2 Samuel 4:12. David slew them. What a glory to Israel to have a king clothed with justice: a righteous monarch makes a righteous nation. This act of David would elevate him in the eyes of good men.

REFLECTIONS.

How awful and rapid was the fall of Saul's house, and without war. Abner was dead; Mephibosheth was an infant, and lame; Ishbosheth and all his friends were troubled. Why then did he not send and make a covenant with David? Ah, Abner was dead, and now the dispirited prince had no minister of state, nor captain-general to keep the nation in awe.
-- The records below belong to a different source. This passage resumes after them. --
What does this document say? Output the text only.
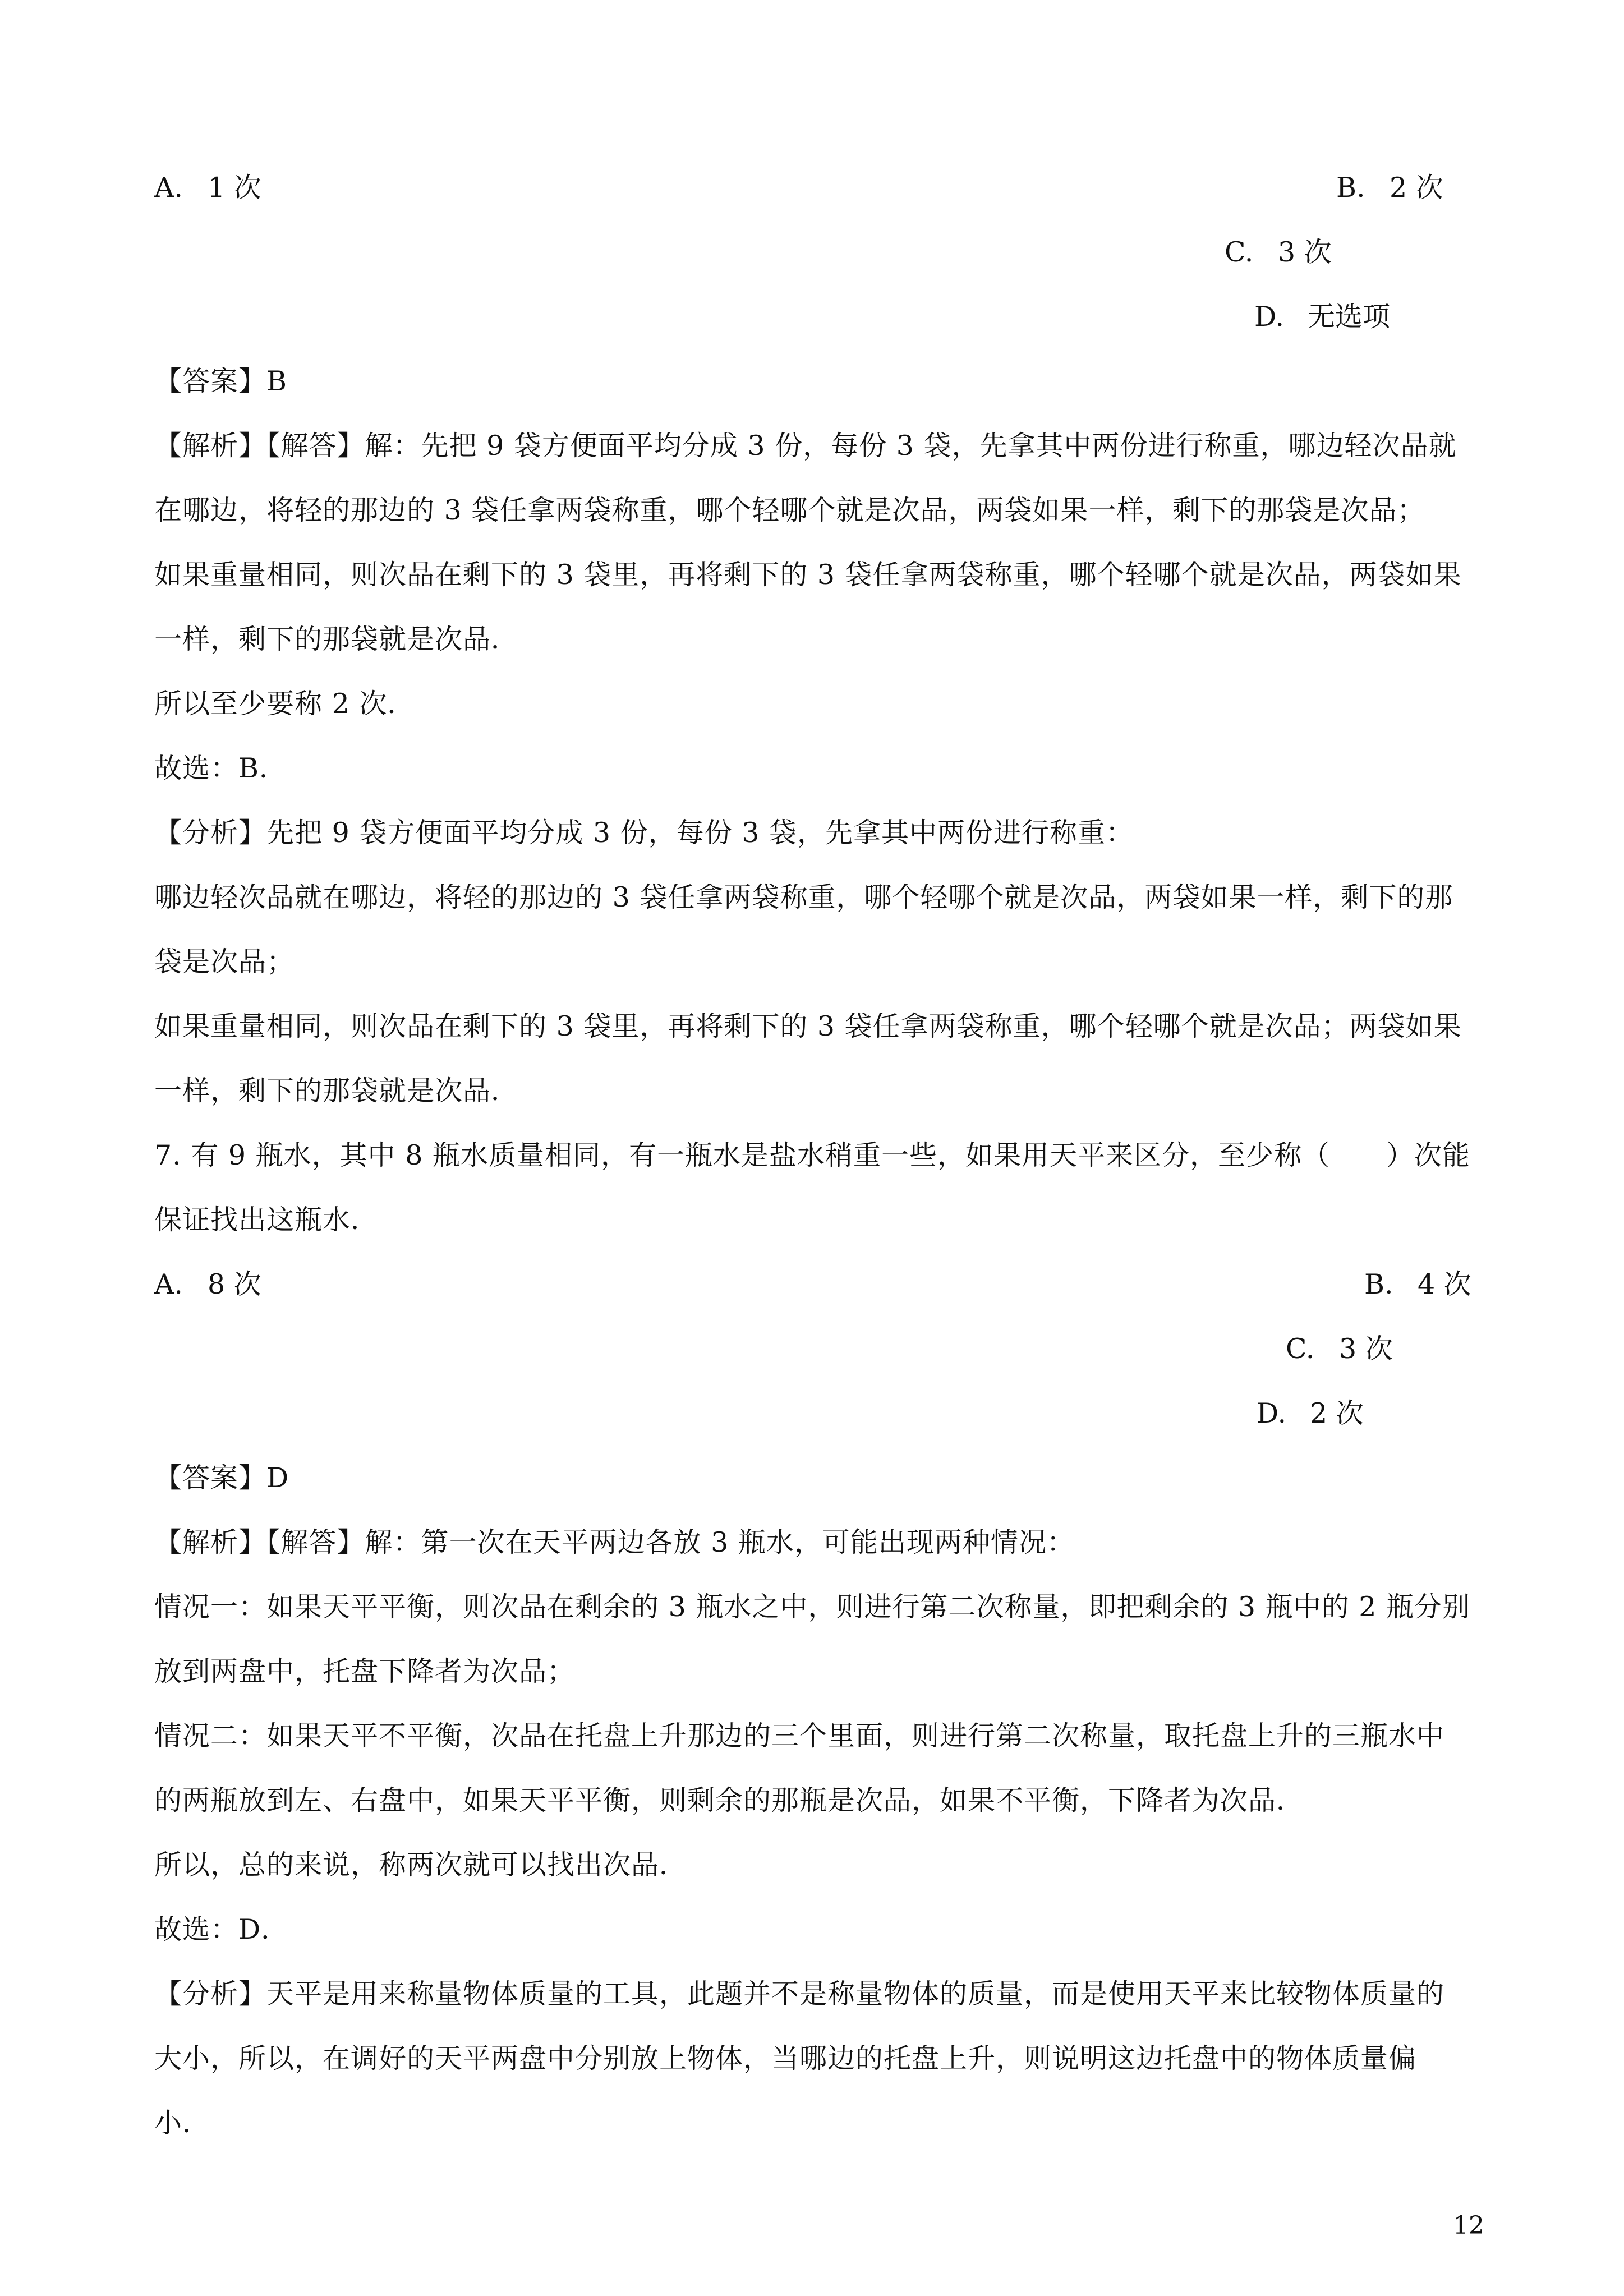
A. 1 次	B. 2 次
C. 3 次
D. 无选项
【答案】B
【解析】【解答】解：先把 9 袋方便面平均分成 3 份，每份 3 袋，先拿其中两份进行称重，哪边轻次品就
在哪边，将轻的那边的 3 袋任拿两袋称重，哪个轻哪个就是次品，两袋如果一样，剩下的那袋是次品；
如果重量相同，则次品在剩下的 3 袋里，再将剩下的 3 袋任拿两袋称重，哪个轻哪个就是次品，两袋如果
一样，剩下的那袋就是次品．
所以至少要称 2 次．
故选：B．
【分析】先把 9 袋方便面平均分成 3 份，每份 3 袋，先拿其中两份进行称重：
哪边轻次品就在哪边，将轻的那边的 3 袋任拿两袋称重，哪个轻哪个就是次品，两袋如果一样，剩下的那
袋是次品；
如果重量相同，则次品在剩下的 3 袋里，再将剩下的 3 袋任拿两袋称重，哪个轻哪个就是次品；两袋如果
一样，剩下的那袋就是次品．
7. 有 9 瓶水，其中 8 瓶水质量相同，有一瓶水是盐水稍重一些，如果用天平来区分，至少称（　　）次能
保证找出这瓶水．
A. 8 次	B. 4 次
C. 3 次
D. 2 次
【答案】D
【解析】【解答】解：第一次在天平两边各放 3 瓶水，可能出现两种情况：
情况一：如果天平平衡，则次品在剩余的 3 瓶水之中，则进行第二次称量，即把剩余的 3 瓶中的 2 瓶分别
放到两盘中，托盘下降者为次品；
情况二：如果天平不平衡，次品在托盘上升那边的三个里面，则进行第二次称量，取托盘上升的三瓶水中
的两瓶放到左、右盘中，如果天平平衡，则剩余的那瓶是次品，如果不平衡，下降者为次品．
所以，总的来说，称两次就可以找出次品．
故选：D．
【分析】天平是用来称量物体质量的工具，此题并不是称量物体的质量，而是使用天平来比较物体质量的
大小，所以，在调好的天平两盘中分别放上物体，当哪边的托盘上升，则说明这边托盘中的物体质量偏
小．
12
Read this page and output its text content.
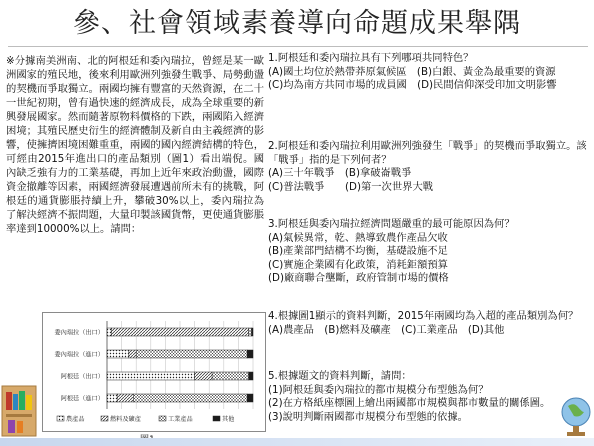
參、社會領域素養導向命題成果舉隅
※分據南美洲南、北的阿根廷和委內瑞拉，曾經是某一歐洲國家的殖民地，後來利用歐洲列強發生戰爭、局勢動盪的契機而爭取獨立。兩國均擁有豐富的天然資源，在二十一世紀初期，曾有過快速的經濟成長，成為全球重要的新興發展國家。然而隨著原物料價格的下跌，兩國陷入經濟困境；其殖民歷史衍生的經濟體制及新自由主義經濟的影響，使擁擠困境困難重重，兩國的國內經濟結構的特色，可經由2015年進出口的產品類別（圖1）看出端倪。國內缺乏強有力的工業基礎，再加上近年來政治動盪，國際資金撤離等因素，兩國經濟發展遭遇前所未有的挑戰，阿根廷的通貨膨脹持續上升，攀破30%以上，委內瑞拉為了解決經濟不振問題，大量印製該國貨幣，更使通貨膨脹率達到10000%以上。請問：

1.阿根廷和委內瑞拉具有下列哪項共同特色？

(A)國土均位於熱帶莽原氣候區　(B)白銀、黃金為最重要的資源

(C)均為南方共同市場的成員國　(D)民間信仰深受印加文明影響

2.阿根廷和委內瑞拉利用歐洲列強發生「戰爭」的契機而爭取獨立。該「戰爭」指的是下列何者？

(A)三十年戰爭　(B)拿破崙戰爭

(C)普法戰爭　　(D)第一次世界大戰

3.阿根廷與委內瑞拉經濟問題嚴重的最可能原因為何？

(A)氣候異常，乾、熱導致農作產品欠收

(B)產業部門結構不均衡，基礎設施不足

(C)實施企業國有化政策，消耗鉅額預算

(D)廠商聯合壟斷，政府管制市場的價格

4.根據圖1顯示的資料判斷，2015年兩國均為入超的產品類別為何？

(A)農產品　(B)燃料及礦產　(C)工業產品　(D)其他

5.根據題文的資料判斷，請問：

(1)阿根廷與委內瑞拉的都市規模分布型態為何？

(2)在方格紙座標圖上繪出兩國都市規模與都市數量的關係圖。

(3)說明判斷兩國都市規模分布型態的依據。

委內瑞拉（出口）
委內瑞拉（進口）
阿根廷（出口）
阿根廷（進口）
農產品	燃料及礦產	工業產品	其他
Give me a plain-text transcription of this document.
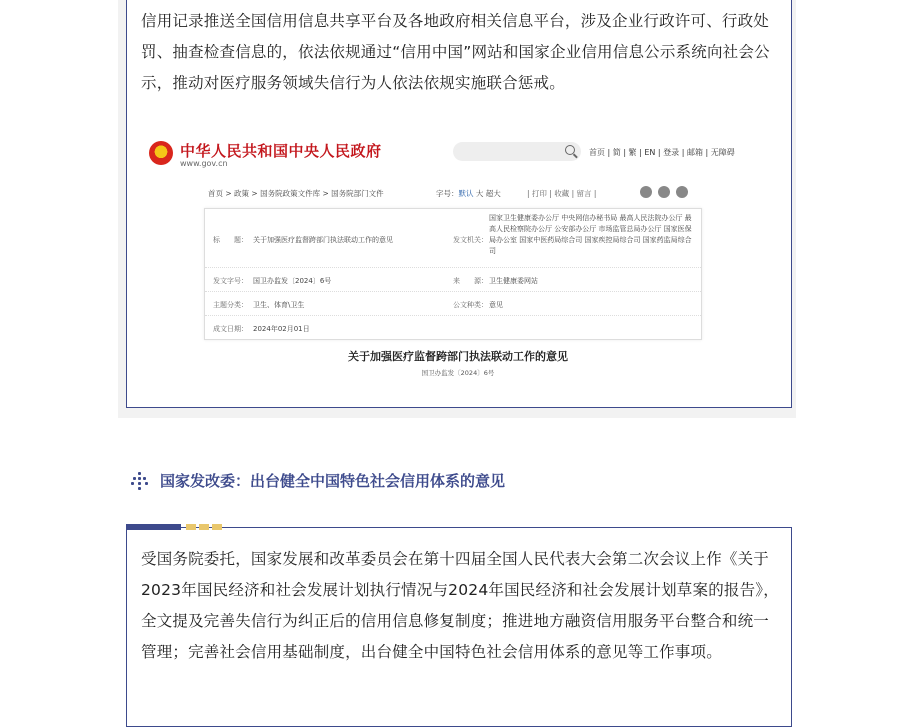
信用记录推送全国信用信息共享平台及各地政府相关信息平台，涉及企业行政许可、行政处罚、抽查检查信息的，依法依规通过“信用中国”网站和国家企业信用信息公示系统向社会公示，推动对医疗服务领域失信行为人依法依规实施联合惩戒。

中华人民共和国中央人民政府
www.gov.cn
首页 | 简 | 繁 | EN | 登录 | 邮箱 | 无障碍
首页 > 政策 > 国务院政策文件库 > 国务院部门文件	字号：默认 大 超大	| 打印 | 收藏 | 留言 |
标　　题： 关于加强医疗监督跨部门执法联动工作的意见	发文机关：
国家卫生健康委办公厅 中央网信办秘书局 最高人民法院办公厅 最高人民检察院办公厅 公安部办公厅 市场监管总局办公厅 国家医保局办公室 国家中医药局综合司 国家疾控局综合司 国家药监局综合司
发文字号： 国卫办监发〔2024〕6号	来　　源： 卫生健康委网站
主题分类： 卫生、体育\卫生	公文种类： 意见
成文日期： 2024年02月01日
关于加强医疗监督跨部门执法联动工作的意见
国卫办监发〔2024〕6号
国家发改委：出台健全中国特色社会信用体系的意见

受国务院委托，国家发展和改革委员会在第十四届全国人民代表大会第二次会议上作《关于2023年国民经济和社会发展计划执行情况与2024年国民经济和社会发展计划草案的报告》，全文提及完善失信行为纠正后的信用信息修复制度；推进地方融资信用服务平台整合和统一管理；完善社会信用基础制度，出台健全中国特色社会信用体系的意见等工作事项。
A still greater calamity was at hand. Rechab and Baanah, two brothers, whom he had raised to rank, as generals, and to whom he had entrusted his person, conspired to slay him, and solely with the hope of procuring great preferment with David. Saul's court had been wicked and bloody: he had taught his servants to shed innocent blood, and now they practise the art on his own family. He had shed the blood of all the priests at Nob; and now God shed the blood of all his house, with the exception of Mephibosheth.

Wicked men we see are often infatuated to their own destruction. Could those brothers, living much at court, be ignorant of the sentence David had passed on the young man who slew Saul? And could they think that slaying their inoffensive master while sleeping on his bed, would procure them promotion and reward? In what country could they live after so foul a deed? Surely they realize an ancient proverb; he whom God is about to destroy, is first mad.

While we see in the tragic fall of Saul's house, all the agents acting from mean and mercenary motives, we also see them all acting in behalf of David, and fulfilling the sentence of heaven against the disobedient king. What then have the righteous to fear, while God is their defence: and what have the wicked not to fear when that defence is departed from them? Every object is armed against them, and their own shadow makes them afraid.